Didion suggests that in hostile environments like this, reality defies common sense, and by proxy, the principles of morality.
On the other hand, what if an individual relies on their conscience that might be outside of the commonly shared concepts of morality?
“I followed my conscience,” says the madman and the murderer.
Didion argues that not everyone is swayed by the fear of guilt, and some will deliberately breach the social contract that binds people together.
To understand the sedimentation of morality, it is essential to revisit the ancient Greek self-care technique based on achieving an ethically engineered beautiful existence - techne tou biou – as Plato put it, “the craft of life and one’s duty to the enlightened self” that did not follow any socially shared principles.
The Greeks did not act on the basis of pleasing others, the way morality demands it. They instead conducted themselves in accordance with their own understanding of being good. Christianity borrowed a lot from Greek ethics, but also introduced the idea of sin, thereby guilt, the pillars of morality.
“The soul is the prison of the body,” said philosopher Michel Foucault.

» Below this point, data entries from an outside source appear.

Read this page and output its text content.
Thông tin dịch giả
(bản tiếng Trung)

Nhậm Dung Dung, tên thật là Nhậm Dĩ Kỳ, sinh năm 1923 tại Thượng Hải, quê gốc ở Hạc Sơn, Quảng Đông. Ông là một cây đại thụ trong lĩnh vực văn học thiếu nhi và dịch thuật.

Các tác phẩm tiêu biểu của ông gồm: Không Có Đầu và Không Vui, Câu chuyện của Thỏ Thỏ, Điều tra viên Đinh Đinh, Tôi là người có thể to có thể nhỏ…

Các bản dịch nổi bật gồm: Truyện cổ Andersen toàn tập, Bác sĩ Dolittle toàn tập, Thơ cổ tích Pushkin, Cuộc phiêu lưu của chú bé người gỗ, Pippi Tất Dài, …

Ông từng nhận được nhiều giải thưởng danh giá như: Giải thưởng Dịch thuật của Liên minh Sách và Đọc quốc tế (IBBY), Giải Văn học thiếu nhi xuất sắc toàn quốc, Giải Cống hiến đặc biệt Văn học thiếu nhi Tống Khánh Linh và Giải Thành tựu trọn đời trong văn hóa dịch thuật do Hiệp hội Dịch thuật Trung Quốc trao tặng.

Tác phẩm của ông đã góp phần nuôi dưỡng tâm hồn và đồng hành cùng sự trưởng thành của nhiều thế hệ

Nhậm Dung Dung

So, whichever way we look at it, there is no outside to socially approved, righteous conduct. The Greek understanding of ethics is inaccessible to us now. We have been buried under the weight of morality that demands that individuals follow a set of guidelines in order to pass as honorable subjects. Though, without these principles we would not be able to live together either. It is simply impossible to assume that people would conduct themselves ethically, in good faith, without the internalized, moral rule book that's there to guide them.